Dr. Julian Youxiang Zuo is currently a
Scientific Advisor and FLCN
Interpretation Architect at
Schlumberger Houston Pressure &
Sampling Center leading the effort to
develop new answer products for new
formation testing tools. He has been working in the oil
and gas industry since 1989 and coauthored more than
160 technical papers in peer-reviewed journals,
conferences and workshops. Zuo holds a Ph.D. degree
in chemical engineering from the China University of
Petroleum in Beijing.
Vinay K. Mishra is Principal
Reservoir Engineer and Domain
Champion with Schlumberger,
Houston, TX. Previously he has
worked in different roles of
petroleum engineering based in
Canada, Libya, Egypt and India. He has co-authored
over 25 publications in international conferences
including SPWLA and SPE. He has done B.S. in
Petroleum Engineering from Indian School of Mines,
Dhanbad, India. Vinay has been committee member
and session chairs in several of SPE events. He is also
registered with Association of Professional Engineers
and Geoscientists of Alberta (APEGA).
Hadrien Dumont is a Reservoir Domain
Champion with Schlumberger, based in
Houston. Previous positions held in
Schlumberger include Field Engineer in
Norway, Kazakhstan, and Malaysia and
Reservoir Domain Champion in Egypt,
Sudan, Syria, Indonesia, and the United States. He
holds a MSc in Mining Engineering from University
Libre de Bruxelles, Belgium and a MSc in Petroleum
Engineering from Institut Francais du Petrole, France.
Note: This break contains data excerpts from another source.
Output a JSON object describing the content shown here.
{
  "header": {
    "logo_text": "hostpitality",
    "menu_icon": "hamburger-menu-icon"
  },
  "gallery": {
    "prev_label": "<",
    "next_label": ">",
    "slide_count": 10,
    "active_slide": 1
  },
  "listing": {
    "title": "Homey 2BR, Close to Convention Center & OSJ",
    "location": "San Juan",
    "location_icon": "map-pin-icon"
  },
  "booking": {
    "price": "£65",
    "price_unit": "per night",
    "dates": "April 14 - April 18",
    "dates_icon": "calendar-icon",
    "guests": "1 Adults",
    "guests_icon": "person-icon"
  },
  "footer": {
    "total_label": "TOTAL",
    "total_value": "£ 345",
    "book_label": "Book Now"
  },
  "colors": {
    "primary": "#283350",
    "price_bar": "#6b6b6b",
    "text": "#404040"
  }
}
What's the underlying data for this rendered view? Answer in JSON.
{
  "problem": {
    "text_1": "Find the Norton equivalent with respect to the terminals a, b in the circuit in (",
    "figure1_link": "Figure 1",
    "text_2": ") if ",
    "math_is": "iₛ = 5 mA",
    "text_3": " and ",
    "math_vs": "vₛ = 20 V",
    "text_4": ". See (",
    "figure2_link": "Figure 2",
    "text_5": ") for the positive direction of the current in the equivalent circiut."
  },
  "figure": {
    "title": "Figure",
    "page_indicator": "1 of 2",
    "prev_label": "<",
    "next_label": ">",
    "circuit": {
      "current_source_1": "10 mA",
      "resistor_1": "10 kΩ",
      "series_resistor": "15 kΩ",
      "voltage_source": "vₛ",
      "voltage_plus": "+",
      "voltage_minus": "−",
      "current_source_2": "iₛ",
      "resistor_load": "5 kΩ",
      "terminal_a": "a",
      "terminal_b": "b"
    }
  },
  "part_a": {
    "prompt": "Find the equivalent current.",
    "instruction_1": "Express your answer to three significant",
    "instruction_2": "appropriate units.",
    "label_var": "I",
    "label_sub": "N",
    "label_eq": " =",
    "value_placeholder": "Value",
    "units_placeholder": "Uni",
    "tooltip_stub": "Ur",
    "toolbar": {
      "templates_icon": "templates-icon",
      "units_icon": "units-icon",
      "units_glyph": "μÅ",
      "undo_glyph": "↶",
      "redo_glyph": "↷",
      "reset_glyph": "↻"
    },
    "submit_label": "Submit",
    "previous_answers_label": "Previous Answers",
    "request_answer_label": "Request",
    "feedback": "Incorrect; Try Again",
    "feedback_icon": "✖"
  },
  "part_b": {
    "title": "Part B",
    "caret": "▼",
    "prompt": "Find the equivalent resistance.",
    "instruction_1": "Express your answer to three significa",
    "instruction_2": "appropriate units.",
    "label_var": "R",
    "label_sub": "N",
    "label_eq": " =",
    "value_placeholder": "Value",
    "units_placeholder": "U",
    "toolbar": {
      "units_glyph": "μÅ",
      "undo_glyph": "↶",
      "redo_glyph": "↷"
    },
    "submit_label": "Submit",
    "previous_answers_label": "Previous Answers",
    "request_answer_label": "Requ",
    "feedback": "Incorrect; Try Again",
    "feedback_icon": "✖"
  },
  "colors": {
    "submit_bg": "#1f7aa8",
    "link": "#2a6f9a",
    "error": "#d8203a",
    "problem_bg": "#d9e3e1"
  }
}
Thomas Pfeiffer is a Reservoir Domain
Champion in Schlumberger, Stavanger,
Norway. He has received Masters
Degree in Petroleum Engineering in
Texas A&M University, Masters
Degree in Electrical Engineering from
Technical University of Munich, Germany. His
previous positions held in Schlumberger include Field
Engineer in North Sea, Egypt, Netherlands, Austria,
Gulf of Mexico, and Location Manager in Austria and
Hungary.
Vladislav Achourov is a Reservoir
Domain Champion with
Schlumberger, based in Norway. He
has received Master's Degree in
Physics from Russian University of
Oil & Gas. He joint Schlumberger in
Russia and worked with reservoir simulations and
production engineering. In his current role he provides
technical support for wireline formation testing.